Kyle Ossinger

**Name of the Vulnerable Software and Affected Versions** Cisco Secure Firewall Adaptive Security Appliance (ASA) Software and Cisco Secure Firewall Threat Defense (FTD) Software (affected versions not specified) **Description** A flaw exists in certain command-line interface (CLI) commands within the software that could allow a local attacker with Administrator privileges to execute Lua code as root. This is due to insufficient input sanitization. An attacker could craft malicious Lua code and submit it as a parameter to a CLI command, potentially leading to arbitrary code execution with root privileges. **Recommendations** At the moment, there is no information about a newer version that contains a fix for this vulnerability.

**Name of the Vulnerable Software and Affected Versions** Cisco Secure Firewall Management Center (FMC) Software and Cisco Secure Firewall Threat Defense (FTD) Software (affected versions not specified) **Description** A flaw exists in the sftunnel functionality that may allow an authenticated, remote attacker with administrative privileges to write arbitrary files as root on the underlying operating system. This is caused by inadequate validation of the directory path during file synchronization. An attacker could exploit this by creating a directory path outside the expected file location, potentially enabling the creation or replacement of any file on the operating system. **Recommendations** At the moment, there is no information about a newer version that contains a fix for this vulnerability.

**Name of the Vulnerable Software and Affected Versions** Cisco Secure FTD Software (affected versions not specified) **Description** A flaw exists in the Command Line Interface (CLI) of Cisco Secure FTD Software that could allow a local attacker with administrative privileges to execute arbitrary commands on the operating system with root access. This is caused by inadequate validation of user-provided command arguments. An attacker could exploit this by submitting specially crafted input to a specific CLI command. Successful exploitation could lead to the execution of commands with root privileges on the underlying operating system. **Recommendations** At the moment, there is no information about a newer version that contains a fix for this vulnerability.

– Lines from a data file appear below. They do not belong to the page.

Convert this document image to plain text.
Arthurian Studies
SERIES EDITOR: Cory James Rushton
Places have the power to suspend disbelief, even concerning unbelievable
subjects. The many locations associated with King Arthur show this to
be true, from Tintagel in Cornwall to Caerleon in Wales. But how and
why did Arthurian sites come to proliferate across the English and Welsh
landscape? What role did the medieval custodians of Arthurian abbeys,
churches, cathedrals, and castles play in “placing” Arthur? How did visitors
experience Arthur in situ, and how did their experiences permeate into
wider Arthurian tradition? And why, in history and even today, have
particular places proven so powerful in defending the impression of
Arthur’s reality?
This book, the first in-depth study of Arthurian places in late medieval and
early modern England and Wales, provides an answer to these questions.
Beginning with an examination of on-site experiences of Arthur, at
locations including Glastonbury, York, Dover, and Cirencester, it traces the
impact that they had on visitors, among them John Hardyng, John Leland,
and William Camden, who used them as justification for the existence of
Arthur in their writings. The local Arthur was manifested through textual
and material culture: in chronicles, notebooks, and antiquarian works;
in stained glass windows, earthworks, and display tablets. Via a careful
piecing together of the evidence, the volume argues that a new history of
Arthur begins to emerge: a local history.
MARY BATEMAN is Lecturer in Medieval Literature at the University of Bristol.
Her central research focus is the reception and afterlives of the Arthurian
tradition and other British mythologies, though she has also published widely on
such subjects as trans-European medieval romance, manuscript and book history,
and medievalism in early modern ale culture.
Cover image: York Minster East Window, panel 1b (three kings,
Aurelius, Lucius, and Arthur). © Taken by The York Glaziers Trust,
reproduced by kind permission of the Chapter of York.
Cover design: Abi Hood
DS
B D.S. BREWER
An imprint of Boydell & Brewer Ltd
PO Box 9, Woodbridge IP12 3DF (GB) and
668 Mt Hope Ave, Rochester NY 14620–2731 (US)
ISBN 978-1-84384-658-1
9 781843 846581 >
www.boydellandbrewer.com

**Name of the Vulnerable Software and Affected Versions** Cisco Secure Firewall Management Center (FMC) (affected versions not specified) **Description** A flaw exists in the web-based management interface of Cisco Secure FMC Software that could permit an authenticated, remote attacker to perform SQL injection attacks. This issue stems from insufficient validation of user-supplied input. An attacker could leverage this by transmitting specially crafted requests to a vulnerable device. A successful exploit may grant the attacker complete database access and the ability to read specific files on the underlying operating system. Valid user credentials are required for exploitation. **Recommendations** At the moment, there is no information about a newer version that contains a fix for this vulnerability.

**Name of the Vulnerable Software and Affected Versions** Cisco Secure Firewall ASA Software and Secure FTD Software (affected versions not specified) **Description** A flaw exists in the SAML 2.0 single sign-on (SSO) feature that could allow a remote, unauthenticated attacker to cause the device to reload unexpectedly, leading to a denial-of-service (DoS) condition. This is due to insufficient error checking when processing SAML messages. An attacker could exploit this by sending crafted SAML messages to the SAML service. **Recommendations** At the moment, there is no information about a newer version that contains a fix for this vulnerability.

**Name of the Vulnerable Software and Affected Versions** Cisco TelePresence CE and RoomOS (affected versions not specified) **Description** A vulnerability in Cisco TelePresence CE and RoomOS could allow an authenticated, local attacker to elevate privileges to root on an affected device. This issue is due to improper access control on certain CLI commands. An attacker could exploit this vulnerability by running a series of crafted commands, potentially allowing them to elevate privileges to root. **Recommendations** At the moment, there is no information about a newer version that contains a fix for this vulnerability.

**Name of the Vulnerable Software and Affected Versions** Cisco TelePresence Collaboration Endpoint (CE) and Cisco RoomOS (affected versions not specified) **Description** The issue is related to insufficient validation of incoming requests, which could allow an attacker to conduct a Server-Side Request Forgery (SSRF) attack. This can be achieved by sending a specially crafted HTTP request. The vulnerability is due to improper validation of user-supplied input, allowing an authenticated, local attacker to bypass access controls. **Recommendations** For Cisco TelePresence Collaboration Endpoint (CE) and Cisco RoomOS, consider restricting access to the web application until a fix is available. As a temporary workaround, consider disabling the functionality that allows user-supplied input to be sent as HTTP requests until a patch is available. Avoid using the affected device for sensitive operations until the issue is resolved. At the moment, there is no information about a newer version that contains a fix for this vulnerability.